Sitting in the back garden of Surf Bar last weekend was not a beachy experience. Wind whipped through the trees overhead, and thunder rumbled in the rain-threatening September sky. Surf Bar is a bar that literally puts sand between your toes. Tiki paraphernalia covers the walls like barnacles on the bottom of a rowboat. You can drink things that come in cups shaped like 60’s beach girls, or are called a Williamsburg Sex on the Beach. Going to Surf Bar is supposed to be like going to the beach with palm trees, not getting the A train to Rockaway or the LIRR to Jones Beach. But in hurricane season, its shtick falls flat.
Funnily enough, Surf Bar used to go by the name Hurricane Hopeful. Over the past week, Hurricane Ike tore up Southern Texas, covering a whole lot of beach spots with toxic sludge as a parting gift. The stubborn Texans who wanted to just stay in their nice little beach houses up on stilts were told they faced “certain death.” Lots of islands the Beach Boys sang about in “Kokomo” probably got just a little bit rainy. Being “Hurricane Hopeful” doesn’t sound cute right now. And Surf Bar? Not so cute either.

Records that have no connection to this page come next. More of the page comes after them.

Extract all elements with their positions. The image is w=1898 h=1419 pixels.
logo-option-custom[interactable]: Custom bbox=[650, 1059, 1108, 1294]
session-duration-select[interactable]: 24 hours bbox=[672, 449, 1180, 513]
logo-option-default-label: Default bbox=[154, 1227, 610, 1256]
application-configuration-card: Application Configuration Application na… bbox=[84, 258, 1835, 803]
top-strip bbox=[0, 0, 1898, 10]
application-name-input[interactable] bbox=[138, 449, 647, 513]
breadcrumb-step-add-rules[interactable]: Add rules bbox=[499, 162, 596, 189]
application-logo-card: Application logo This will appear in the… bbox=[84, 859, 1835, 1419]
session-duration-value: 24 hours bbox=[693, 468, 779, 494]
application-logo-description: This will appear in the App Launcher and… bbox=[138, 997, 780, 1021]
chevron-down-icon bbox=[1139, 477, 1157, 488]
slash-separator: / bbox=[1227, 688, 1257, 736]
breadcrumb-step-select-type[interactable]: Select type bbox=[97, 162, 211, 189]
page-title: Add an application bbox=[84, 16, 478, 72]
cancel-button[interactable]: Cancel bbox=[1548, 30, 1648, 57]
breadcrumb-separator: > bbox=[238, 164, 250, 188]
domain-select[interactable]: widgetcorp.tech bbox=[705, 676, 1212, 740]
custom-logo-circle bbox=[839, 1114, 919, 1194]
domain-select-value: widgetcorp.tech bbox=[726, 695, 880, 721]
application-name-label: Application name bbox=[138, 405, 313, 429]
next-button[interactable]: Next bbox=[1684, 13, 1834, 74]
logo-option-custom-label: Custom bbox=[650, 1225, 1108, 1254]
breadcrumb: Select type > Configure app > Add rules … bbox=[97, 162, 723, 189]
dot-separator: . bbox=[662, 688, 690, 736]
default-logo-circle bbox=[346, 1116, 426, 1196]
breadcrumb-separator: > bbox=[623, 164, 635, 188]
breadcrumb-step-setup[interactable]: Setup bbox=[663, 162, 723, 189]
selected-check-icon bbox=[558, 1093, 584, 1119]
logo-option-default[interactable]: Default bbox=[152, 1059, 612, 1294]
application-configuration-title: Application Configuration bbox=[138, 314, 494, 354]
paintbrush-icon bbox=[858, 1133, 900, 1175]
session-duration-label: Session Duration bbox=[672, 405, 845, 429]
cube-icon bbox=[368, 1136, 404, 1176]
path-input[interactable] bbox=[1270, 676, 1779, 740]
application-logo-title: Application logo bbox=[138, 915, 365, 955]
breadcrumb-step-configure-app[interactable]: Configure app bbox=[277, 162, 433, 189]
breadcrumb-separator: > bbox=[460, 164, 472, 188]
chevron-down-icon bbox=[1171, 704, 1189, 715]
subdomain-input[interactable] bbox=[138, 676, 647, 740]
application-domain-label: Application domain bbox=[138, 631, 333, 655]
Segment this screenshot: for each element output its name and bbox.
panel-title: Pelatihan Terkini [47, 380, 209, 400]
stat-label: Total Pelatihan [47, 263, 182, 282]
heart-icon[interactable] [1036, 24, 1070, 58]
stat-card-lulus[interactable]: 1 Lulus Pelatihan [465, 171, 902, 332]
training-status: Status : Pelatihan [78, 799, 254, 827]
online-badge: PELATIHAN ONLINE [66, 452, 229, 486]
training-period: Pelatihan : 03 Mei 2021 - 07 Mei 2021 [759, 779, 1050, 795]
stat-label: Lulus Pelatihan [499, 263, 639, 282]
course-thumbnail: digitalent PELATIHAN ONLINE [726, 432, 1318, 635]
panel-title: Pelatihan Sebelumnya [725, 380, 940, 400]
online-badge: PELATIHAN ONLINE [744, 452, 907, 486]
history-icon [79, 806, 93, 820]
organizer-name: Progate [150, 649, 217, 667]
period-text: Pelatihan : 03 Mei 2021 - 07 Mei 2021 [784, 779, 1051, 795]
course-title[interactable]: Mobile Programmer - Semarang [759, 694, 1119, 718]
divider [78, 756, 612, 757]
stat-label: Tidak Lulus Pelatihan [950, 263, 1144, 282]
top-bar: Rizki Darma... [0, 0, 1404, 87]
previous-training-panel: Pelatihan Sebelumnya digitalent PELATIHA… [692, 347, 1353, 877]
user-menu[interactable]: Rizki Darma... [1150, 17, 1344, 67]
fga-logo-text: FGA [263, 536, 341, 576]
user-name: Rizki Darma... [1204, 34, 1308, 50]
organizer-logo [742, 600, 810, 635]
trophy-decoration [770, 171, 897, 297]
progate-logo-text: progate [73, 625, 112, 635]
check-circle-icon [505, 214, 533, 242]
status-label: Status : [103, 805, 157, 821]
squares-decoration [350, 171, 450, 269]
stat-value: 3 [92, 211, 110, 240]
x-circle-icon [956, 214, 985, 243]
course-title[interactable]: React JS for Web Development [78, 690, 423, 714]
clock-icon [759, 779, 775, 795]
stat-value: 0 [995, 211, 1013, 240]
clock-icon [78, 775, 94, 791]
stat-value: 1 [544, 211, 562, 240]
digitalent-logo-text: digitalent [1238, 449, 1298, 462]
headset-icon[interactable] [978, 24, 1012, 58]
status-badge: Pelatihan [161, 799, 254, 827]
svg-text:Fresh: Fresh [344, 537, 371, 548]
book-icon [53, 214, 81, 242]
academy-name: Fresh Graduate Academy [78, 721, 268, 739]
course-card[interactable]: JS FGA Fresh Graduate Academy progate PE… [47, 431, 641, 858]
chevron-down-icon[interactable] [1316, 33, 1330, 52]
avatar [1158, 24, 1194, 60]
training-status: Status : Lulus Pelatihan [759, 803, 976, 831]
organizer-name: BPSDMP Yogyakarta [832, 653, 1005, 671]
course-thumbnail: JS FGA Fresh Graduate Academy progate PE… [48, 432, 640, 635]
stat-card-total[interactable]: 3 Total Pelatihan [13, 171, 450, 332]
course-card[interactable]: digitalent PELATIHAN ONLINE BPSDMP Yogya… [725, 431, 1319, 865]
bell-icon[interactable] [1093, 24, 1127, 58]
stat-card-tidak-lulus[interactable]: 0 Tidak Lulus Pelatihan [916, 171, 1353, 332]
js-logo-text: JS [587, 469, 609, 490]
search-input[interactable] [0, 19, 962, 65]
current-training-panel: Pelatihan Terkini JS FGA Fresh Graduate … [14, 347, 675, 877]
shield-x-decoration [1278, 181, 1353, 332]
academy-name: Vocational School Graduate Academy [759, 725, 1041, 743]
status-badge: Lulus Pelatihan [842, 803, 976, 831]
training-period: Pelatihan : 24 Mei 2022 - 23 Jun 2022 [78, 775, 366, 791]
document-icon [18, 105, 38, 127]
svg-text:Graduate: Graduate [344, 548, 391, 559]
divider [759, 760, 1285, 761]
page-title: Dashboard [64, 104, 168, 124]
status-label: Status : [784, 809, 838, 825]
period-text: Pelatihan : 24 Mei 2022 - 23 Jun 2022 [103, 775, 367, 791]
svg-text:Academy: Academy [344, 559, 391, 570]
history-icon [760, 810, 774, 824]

At Surf Bar, the most lime Kool-aid tasting margarita you have ever encountered will run you $9. They have Tuna Carpaccio and Squid on the menu, but somehow you think that a sand-encrusted corner of the Williamsburg waterfront doesn’t seem like the most appetizing place to order those things. You stick with drinks, and try to pay your bill with American Express and they don’t take American Express. Someone got the Zombie drink and whatever was in there didn’t even get them drunk. You see people ashing their cigarettes in the sand, and promise yourself you’ll wash your flip-flopped feet with soap when you get home.
It’s not just that summer’s over. Even this summer was a bad one for beaches around here. Sharks attacked, lightning struck and killed at the Jersey shore, everyone in the Hamptons was obsessing over Christie Brinkley’s divorce instead of getting a tan. Maybe it’s global warming that’s causing all these hurricanes, and maybe the Jersey Shore was being smote by the wrath of God. But just when you thought it was safe to go back in the water… it’s not.